“It has a quiet elegance,” designer Tim Campbell says of the 1942 Georgian-style Beverly Hills house he recently updated for a young family. “The trick was to modernize the functionality while maintaining the gracious feel of the house’s original period.” Campbell, known for historic renovations he has carried out on houses by architects Richard Neutra, Luis Barragán and Frank Lloyd Wright, was suggested for the project by interior designer Cari Berg. “We’d worked together before, and I have tremendous respect for what Tim does,” says Berg. Builder Gordon Rattigan and landscape designer Bridget Hedison completed the dream team. “It was a true meeting of the minds,” says Campbell. “We were all immediately in sync.”
The task at hand included the interior and exterior renovation of the three-bedroom main house and a guesthouse, as well as improvements to outdoor garden spaces. “We wanted to strip it back to its simple classic lines,” says the wife, who had grown up in the house and recently acquired the property from her parents. She also hoped to restore the home’s original character, which had been compromised with a 1980s remodel.

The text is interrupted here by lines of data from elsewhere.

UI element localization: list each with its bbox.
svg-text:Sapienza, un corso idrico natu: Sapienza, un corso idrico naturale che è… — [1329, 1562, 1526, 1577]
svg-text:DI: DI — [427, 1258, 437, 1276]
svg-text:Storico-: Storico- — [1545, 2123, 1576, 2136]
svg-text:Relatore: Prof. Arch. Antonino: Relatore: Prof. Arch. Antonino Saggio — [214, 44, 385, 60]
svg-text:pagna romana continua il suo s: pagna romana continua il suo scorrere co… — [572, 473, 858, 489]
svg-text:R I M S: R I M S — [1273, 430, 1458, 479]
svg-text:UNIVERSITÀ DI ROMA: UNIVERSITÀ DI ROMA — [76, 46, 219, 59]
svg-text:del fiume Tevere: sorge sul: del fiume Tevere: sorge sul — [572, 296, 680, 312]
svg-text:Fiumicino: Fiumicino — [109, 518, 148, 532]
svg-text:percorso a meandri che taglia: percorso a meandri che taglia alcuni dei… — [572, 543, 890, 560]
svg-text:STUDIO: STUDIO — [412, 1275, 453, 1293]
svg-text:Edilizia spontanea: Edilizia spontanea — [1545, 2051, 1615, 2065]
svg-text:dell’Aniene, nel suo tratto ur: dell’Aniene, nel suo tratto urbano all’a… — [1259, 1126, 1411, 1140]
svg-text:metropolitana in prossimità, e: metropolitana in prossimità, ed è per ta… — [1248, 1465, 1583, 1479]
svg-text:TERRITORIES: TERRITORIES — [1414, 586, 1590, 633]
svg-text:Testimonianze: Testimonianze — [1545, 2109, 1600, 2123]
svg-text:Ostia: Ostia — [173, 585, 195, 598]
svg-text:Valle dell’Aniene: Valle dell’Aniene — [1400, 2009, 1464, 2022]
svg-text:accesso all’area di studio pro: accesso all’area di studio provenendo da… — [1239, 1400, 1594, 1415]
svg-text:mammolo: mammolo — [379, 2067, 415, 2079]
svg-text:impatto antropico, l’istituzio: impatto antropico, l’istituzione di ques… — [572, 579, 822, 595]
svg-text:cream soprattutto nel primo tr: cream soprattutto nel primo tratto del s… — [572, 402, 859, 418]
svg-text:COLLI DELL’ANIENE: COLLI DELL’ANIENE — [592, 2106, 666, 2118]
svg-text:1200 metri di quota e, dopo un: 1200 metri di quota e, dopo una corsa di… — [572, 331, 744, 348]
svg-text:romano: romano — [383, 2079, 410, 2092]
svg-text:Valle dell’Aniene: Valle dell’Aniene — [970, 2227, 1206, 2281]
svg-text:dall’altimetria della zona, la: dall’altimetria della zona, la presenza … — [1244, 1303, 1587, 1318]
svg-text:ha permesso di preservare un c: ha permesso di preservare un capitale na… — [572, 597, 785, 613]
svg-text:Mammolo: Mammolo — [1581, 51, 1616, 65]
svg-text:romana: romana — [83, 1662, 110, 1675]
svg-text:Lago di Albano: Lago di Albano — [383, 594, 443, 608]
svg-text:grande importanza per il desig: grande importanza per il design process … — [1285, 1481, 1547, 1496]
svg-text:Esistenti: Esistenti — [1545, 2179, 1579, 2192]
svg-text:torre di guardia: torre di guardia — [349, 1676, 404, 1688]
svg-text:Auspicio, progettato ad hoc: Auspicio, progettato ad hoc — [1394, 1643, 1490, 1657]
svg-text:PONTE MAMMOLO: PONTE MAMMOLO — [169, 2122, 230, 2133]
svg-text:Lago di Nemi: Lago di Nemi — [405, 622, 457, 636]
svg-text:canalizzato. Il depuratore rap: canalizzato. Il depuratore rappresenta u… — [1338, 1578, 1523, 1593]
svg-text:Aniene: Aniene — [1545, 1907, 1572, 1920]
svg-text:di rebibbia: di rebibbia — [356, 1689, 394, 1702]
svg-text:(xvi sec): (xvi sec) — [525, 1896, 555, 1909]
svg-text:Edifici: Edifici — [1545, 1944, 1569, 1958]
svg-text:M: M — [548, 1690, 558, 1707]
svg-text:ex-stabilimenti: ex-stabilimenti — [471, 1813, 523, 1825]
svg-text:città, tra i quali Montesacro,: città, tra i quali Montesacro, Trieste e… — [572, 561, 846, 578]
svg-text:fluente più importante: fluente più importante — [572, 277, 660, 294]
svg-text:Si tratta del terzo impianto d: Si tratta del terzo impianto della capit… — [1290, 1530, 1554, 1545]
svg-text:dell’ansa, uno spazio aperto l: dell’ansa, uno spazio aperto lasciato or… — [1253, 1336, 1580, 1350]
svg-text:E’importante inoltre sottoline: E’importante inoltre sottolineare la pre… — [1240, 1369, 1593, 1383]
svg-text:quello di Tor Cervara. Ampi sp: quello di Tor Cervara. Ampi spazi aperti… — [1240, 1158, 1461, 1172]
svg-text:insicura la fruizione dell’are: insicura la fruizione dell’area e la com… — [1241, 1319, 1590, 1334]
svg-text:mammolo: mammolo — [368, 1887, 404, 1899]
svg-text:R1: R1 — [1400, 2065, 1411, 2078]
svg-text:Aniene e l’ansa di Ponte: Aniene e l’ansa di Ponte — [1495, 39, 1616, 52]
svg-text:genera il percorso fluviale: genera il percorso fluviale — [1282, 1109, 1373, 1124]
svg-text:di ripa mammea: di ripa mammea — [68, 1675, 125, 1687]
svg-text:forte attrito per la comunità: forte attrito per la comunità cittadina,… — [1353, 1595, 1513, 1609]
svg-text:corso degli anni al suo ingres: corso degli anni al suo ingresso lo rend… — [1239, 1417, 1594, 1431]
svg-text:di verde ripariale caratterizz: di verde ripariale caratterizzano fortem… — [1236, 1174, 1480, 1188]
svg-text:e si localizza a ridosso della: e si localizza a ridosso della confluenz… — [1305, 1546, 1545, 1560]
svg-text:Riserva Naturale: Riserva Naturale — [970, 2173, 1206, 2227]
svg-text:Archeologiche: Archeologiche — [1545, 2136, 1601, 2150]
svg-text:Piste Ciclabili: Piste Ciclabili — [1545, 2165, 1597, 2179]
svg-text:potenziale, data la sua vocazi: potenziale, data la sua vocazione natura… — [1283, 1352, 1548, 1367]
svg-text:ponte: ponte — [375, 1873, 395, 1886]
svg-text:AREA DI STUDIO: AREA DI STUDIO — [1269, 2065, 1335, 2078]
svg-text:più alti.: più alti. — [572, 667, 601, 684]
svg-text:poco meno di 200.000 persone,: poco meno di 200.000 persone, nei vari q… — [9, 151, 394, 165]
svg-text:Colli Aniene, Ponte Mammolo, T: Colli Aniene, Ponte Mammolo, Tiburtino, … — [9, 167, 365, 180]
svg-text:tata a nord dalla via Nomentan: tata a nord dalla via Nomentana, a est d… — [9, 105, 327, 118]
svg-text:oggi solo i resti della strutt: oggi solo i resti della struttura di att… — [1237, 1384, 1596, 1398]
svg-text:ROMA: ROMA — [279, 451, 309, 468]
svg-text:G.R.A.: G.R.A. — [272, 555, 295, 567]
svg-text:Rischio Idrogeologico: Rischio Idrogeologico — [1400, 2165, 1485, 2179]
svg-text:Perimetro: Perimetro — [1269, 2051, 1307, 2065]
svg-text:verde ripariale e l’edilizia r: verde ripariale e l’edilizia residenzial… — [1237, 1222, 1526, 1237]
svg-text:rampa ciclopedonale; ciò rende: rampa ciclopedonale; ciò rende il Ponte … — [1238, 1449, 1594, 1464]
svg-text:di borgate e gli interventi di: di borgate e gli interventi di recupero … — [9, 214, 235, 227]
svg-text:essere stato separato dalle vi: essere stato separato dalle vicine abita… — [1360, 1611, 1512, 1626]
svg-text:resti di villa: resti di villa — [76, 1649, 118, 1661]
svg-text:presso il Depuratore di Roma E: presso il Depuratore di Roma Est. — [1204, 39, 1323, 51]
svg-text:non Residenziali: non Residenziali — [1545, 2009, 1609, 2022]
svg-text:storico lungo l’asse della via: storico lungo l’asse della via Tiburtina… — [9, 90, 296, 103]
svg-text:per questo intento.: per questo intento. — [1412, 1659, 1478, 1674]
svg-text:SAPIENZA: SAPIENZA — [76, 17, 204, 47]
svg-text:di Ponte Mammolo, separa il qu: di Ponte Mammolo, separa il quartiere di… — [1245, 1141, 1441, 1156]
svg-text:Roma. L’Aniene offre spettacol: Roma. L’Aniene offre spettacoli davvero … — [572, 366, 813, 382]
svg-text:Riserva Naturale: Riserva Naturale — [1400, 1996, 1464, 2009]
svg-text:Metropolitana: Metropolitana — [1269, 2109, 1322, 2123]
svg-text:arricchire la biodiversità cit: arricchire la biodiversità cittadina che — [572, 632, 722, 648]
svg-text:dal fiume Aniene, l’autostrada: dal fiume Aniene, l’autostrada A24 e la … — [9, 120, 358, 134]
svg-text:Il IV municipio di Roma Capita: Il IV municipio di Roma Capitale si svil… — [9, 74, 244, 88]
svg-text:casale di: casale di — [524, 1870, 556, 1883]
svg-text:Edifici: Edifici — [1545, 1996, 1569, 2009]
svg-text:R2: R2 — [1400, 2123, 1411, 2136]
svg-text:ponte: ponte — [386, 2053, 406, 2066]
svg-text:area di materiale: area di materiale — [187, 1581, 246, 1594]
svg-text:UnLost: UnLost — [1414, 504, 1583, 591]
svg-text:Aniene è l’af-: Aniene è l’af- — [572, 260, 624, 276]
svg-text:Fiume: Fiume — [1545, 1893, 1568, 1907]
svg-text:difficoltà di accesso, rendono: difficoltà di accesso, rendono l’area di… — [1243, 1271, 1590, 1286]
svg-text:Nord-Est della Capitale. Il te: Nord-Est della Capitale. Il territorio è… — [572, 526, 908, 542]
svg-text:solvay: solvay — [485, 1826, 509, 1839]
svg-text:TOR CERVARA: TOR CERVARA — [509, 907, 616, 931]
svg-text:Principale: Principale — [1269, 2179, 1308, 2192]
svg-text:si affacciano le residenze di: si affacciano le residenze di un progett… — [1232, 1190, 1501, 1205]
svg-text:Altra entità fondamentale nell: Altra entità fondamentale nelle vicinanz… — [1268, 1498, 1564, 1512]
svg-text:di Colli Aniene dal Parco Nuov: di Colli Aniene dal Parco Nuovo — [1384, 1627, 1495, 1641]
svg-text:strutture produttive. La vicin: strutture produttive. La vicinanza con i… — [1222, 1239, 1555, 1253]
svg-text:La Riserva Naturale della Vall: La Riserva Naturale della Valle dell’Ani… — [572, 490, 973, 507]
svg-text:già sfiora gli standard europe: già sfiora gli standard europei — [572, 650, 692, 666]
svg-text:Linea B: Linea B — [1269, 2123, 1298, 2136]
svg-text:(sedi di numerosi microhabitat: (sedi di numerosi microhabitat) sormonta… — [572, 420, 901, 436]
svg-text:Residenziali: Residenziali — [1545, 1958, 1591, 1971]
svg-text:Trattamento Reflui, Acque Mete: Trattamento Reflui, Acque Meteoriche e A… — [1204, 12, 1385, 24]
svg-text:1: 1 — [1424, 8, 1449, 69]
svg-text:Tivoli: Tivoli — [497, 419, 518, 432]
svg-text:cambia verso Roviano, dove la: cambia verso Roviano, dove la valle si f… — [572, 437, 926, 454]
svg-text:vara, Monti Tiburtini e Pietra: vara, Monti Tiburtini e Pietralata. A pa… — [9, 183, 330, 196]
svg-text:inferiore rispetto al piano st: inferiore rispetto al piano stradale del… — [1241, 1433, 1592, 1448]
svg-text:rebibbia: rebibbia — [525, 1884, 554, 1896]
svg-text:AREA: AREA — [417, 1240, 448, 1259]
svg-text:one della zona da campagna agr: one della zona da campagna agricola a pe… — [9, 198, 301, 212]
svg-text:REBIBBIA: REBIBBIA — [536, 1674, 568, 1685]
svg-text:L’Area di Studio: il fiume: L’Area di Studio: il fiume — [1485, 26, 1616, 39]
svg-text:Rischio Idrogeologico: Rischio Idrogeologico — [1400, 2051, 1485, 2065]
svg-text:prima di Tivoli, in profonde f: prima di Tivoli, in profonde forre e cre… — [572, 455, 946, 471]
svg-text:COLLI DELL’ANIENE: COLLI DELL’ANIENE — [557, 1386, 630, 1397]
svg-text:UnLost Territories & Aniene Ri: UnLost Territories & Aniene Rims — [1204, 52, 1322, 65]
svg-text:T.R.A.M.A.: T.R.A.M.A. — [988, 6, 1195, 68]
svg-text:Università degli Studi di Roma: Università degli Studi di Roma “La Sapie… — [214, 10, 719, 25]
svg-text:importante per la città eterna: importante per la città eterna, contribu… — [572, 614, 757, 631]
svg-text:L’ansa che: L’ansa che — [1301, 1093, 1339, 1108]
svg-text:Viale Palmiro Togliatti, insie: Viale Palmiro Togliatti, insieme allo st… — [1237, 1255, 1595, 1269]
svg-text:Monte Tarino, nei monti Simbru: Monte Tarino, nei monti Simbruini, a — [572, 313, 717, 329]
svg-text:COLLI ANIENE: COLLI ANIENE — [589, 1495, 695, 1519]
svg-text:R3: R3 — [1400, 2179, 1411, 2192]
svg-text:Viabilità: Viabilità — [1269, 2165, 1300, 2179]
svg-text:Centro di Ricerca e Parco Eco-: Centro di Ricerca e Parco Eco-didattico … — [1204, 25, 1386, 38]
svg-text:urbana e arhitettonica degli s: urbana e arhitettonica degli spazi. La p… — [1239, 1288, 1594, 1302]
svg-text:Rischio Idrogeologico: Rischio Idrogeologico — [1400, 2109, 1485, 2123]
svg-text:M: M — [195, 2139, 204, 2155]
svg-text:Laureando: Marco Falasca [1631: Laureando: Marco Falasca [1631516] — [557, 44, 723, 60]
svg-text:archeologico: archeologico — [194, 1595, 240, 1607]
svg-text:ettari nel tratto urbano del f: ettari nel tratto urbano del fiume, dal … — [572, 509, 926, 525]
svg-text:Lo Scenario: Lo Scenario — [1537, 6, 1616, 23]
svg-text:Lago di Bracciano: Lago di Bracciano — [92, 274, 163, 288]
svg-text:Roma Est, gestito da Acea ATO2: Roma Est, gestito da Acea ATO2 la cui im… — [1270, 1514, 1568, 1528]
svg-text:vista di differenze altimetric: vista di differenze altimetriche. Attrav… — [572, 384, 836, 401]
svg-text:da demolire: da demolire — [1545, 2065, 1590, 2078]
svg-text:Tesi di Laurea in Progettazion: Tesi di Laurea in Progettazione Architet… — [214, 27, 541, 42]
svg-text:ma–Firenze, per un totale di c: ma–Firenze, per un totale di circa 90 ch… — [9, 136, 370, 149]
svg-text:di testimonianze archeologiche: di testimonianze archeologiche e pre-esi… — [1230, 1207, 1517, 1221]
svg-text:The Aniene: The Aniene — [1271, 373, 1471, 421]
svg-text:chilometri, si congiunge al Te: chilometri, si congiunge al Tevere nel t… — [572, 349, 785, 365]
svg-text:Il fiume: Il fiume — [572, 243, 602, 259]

Campbell, whose project team included Tanis Paul and Henry Zazueta, began by opening up the foyer to the previously closed-off kitchen and living room to increase the airiness and flow among the first-floor spaces. “I like to be able to stand in any room and see light,” explains Campbell, who also replaced the back foyer wall with French doors. “We immediately set a brighter, fresher tone and allowed the outdoors to come in.”
On one side of the foyer, Campbell took out a massive corner fireplace and put in a double-sided one to separate a relocated living room and a newly created library, where built-in floor-to-ceiling shelves house the owners’ extensive collection of books. Campbell repositioned the dining room on the opposite side of the foyer and then reconfigured the adjacent kitchen to have an open plan.
Berg brought a contemporary touch to the classic architecture by using white-gray walls to play off dark walnut floors throughout. A primarily neutral color palette created a timeless base, which she layered with textures, graphic accents, reflective surfaces and hints of color. “Fundamentally, their style is classic,” explains Berg. “So I tried to push them in areas where they were most conservative.”
Berg also pushed the owners to embrace layering. She persuaded them to line the library bookshelves with grass cloth and add an ottoman under the room’s piano for extra seating. In the living room, Berg designed a sofa and four swivel chairs to face a large leather-covered coffee table. “I wanted the piece to be clubby and sophisticated, but I made sure the material was durable,” says Berg, who grounded the room with a Merida sisal rug. She used another sisal rug in the dining room, which is “quite toned-down and traditional,” she notes. “So we added a little Hollywood style with a chandelier designed by Tony Duquette.”
Outside, Campbell added two pergolas shaded by panels of Sunbrella fabric. “We use them all the time,” says the owner, who remembers that “growing up in this house there was never enough shade.” Campbell gave the detached guesthouse an update as well. “We added two-story-high windows and replaced brick with concrete to give it a more contemporary feel,” says Rattigan.
Hedison provided the final layer by freshening the landscape. “We planted very large trees and hedges in the back because they provide great perspective,” she explains. “In the front, we planted ornamental pears and greens with white blossoms, such as fragrant camellias and white roses. We wanted to stay true to the period.”
Having escaped renovation during its 70-year lifespan, the street façade needed only some sprucing up for the bright white wood siding and the brick pavers of the motor court to exude the home’s innate Georgian-style charm. “It was a time in Beverly Hills when houses didn’t make a big statement from the street,” says Campbell. “In this day and age, I think it takes stylish bravery to embrace such gracious elegance.”